New vistas: Caleb expands his perspectives on business and his future

Caleb Harrower at the front desk of the Student Village

Caleb Harrower at the front desk of the Student Village

Sometimes, to succeed in the classroom, you need to step outside of it for a while. When you return, you may have new perspectives, new goals – and new motivation.

Take Caleb Harrower, a second-year Business Administration major and a resident assistant in the Student Village. A native of Waverly, New York, he went directly from high school to college, envisioning a future in the real estate industry.

But during the Spring 2018 semester, life became overwhelming and his academic focus began to waver. He decided to do something dramatic: withdraw from his classes and drive out to Colorado, where he spent two months working before returning east. It was a last-minute decision, but ultimately worthwhile.

His car only made it to Kansas, and he had to figure out what to do entirely on his own, far from family and friends. He made it to Colorado the next day and ended up renting a room from a family in the Denver area, working for a roofing company and as a restaurant host.

He describes the Denver area as diverse and friendly, with a booming economy. Still, although he enjoyed his time there, he knew it was time to return and finish his degree.

“I needed that break. Before I went on that trip, I felt like I was losing motivation,” he said. “I’ve been so determined since the junior year of high school. I didn’t regret it at all.”

Click here to read more about our Business Administration degree program.

His own path 

Caleb Harrower at the front desk of the Student Village

Caleb Harrower at the front desk of the Student Village

Finding a path unique to his own vision and experience isn’t new to Caleb. Going into the military rather than college is somewhat of a family tradition; he opted out. In high school, he studied building construction at his local BOCES so he could learn how houses are constructed, knowledge he could draw on once he entered real estate.

But once he began taking classes at SUNY Broome, his perspectives on business – and his own future – expanded. He now sees himself as a future entrepreneur, and will continue his studies after transfer; he has already been accepted by the University at Buffalo and also has applied to Binghamton University.

Click here to learn more about seamless transfer opportunities.

“I want to start a business soon. I have some ideas, but I want to do a lot more research,” he reflected.

SUNY Broome has broadened his perspective in other ways, as well. It’s why he chose to live in the Student Village rather than commute, he explained.

“I feel like it puts me in a position where I have to learn about people from different walks of life. There are people from Rochester, New York City, Colorado,” he said of the Student Village. “Being in my hometown, it’s not as diverse. I wanted to explore new areas.”

Read more about Residence Life at SUNY Broome.

You can trace Caleb’s appreciation for diversity to his summer jobs at local campgrounds, including KOA Campgrounds in Watkins Glen and Camp Badger in Spencer. Summer camp gave him the opportunity to work with people from around the world; at Camp Badger, he also worked with individuals with special needs, an experience he describes as life-changing.

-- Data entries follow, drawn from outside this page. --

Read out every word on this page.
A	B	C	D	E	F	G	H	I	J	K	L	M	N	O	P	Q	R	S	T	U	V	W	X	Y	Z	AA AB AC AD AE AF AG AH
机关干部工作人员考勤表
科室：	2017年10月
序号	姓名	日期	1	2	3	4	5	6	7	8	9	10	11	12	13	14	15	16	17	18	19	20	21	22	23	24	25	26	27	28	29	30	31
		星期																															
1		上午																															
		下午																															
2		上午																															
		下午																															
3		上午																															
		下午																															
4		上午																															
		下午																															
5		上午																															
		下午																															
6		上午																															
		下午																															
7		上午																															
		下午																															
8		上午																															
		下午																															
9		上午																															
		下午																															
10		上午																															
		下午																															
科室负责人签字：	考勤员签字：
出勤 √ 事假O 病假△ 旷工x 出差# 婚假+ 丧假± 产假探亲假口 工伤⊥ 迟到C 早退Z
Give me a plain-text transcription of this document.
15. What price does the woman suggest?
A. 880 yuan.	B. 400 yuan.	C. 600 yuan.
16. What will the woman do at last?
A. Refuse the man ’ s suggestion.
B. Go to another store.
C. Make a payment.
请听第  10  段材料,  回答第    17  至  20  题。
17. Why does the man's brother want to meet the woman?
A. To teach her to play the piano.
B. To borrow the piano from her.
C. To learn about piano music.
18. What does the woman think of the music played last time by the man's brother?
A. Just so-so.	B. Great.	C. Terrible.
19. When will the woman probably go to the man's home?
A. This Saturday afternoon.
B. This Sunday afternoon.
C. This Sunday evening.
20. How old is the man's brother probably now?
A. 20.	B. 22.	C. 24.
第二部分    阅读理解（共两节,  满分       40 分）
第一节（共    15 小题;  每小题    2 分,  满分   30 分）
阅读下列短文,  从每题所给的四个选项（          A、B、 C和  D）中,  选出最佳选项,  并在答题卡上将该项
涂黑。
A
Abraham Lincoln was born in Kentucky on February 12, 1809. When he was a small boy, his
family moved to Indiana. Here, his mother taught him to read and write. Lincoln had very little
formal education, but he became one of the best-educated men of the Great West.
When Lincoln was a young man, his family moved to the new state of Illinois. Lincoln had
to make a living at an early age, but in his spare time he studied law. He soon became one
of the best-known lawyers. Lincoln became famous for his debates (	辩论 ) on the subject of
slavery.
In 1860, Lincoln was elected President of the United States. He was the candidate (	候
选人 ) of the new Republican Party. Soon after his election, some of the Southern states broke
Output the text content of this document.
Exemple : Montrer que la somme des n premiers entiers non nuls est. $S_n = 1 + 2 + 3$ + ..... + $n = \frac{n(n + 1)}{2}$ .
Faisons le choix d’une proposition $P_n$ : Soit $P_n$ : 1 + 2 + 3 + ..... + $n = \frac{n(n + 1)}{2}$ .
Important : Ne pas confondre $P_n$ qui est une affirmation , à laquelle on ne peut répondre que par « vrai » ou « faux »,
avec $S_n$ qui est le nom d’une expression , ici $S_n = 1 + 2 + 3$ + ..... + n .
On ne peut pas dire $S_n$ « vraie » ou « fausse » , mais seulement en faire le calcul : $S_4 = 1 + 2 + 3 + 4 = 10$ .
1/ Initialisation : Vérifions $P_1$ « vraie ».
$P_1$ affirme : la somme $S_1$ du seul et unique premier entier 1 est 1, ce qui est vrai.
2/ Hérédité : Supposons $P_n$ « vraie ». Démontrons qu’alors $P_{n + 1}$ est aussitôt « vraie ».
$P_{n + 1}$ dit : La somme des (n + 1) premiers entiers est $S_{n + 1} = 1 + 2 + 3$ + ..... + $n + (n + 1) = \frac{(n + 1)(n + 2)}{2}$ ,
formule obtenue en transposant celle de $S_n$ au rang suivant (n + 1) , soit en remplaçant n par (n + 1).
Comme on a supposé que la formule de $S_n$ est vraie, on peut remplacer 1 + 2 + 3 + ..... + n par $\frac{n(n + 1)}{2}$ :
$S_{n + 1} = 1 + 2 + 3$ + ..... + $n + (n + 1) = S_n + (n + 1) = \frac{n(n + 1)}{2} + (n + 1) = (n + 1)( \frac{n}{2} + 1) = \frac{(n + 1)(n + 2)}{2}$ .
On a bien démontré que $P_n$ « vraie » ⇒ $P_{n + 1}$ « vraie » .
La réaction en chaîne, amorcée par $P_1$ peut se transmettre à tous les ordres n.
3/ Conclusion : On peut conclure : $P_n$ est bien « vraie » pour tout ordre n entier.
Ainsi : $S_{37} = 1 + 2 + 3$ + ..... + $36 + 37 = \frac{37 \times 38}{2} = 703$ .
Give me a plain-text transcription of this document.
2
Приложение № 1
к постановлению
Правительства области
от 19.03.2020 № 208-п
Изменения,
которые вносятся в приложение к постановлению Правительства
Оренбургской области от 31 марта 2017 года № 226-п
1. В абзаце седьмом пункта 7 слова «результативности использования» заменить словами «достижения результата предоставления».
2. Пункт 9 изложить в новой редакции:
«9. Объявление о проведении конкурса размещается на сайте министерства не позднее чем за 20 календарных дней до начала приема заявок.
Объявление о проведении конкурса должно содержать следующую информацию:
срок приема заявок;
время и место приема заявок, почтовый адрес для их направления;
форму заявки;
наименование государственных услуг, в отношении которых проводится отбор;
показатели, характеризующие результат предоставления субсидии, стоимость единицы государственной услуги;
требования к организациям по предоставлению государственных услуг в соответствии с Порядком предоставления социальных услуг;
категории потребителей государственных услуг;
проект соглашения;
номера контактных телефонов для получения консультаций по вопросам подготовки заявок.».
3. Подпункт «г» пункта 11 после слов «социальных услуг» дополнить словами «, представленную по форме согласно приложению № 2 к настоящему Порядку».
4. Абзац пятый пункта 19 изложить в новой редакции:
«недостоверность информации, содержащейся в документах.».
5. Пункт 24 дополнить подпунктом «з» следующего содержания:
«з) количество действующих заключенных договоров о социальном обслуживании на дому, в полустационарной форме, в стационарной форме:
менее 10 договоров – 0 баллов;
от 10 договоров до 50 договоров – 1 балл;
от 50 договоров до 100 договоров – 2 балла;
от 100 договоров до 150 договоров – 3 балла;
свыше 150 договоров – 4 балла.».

He enjoys being a resident assistant, and makes sure to greet residents and their families during Move-In Day at the start of the semester. He is now more eager to reach out to others, and to make them feel welcome. In short, he found himself to be something he never imagined before: a leader.

Going to the mountains does change your perspective on life, as Caleb Harrower has found. But so do vistas closer to home: in the classroom, where you learn something new. In your residence hall or in your summer job, where you meet someone from far away and learn about their hometown.

“It’s pushed me to start my own business someday. I think my life has become more broad and it’s benefiting me a lot,” Caleb said of his time at SUNY Broome. “Coming here helped me better understand what I want to do.”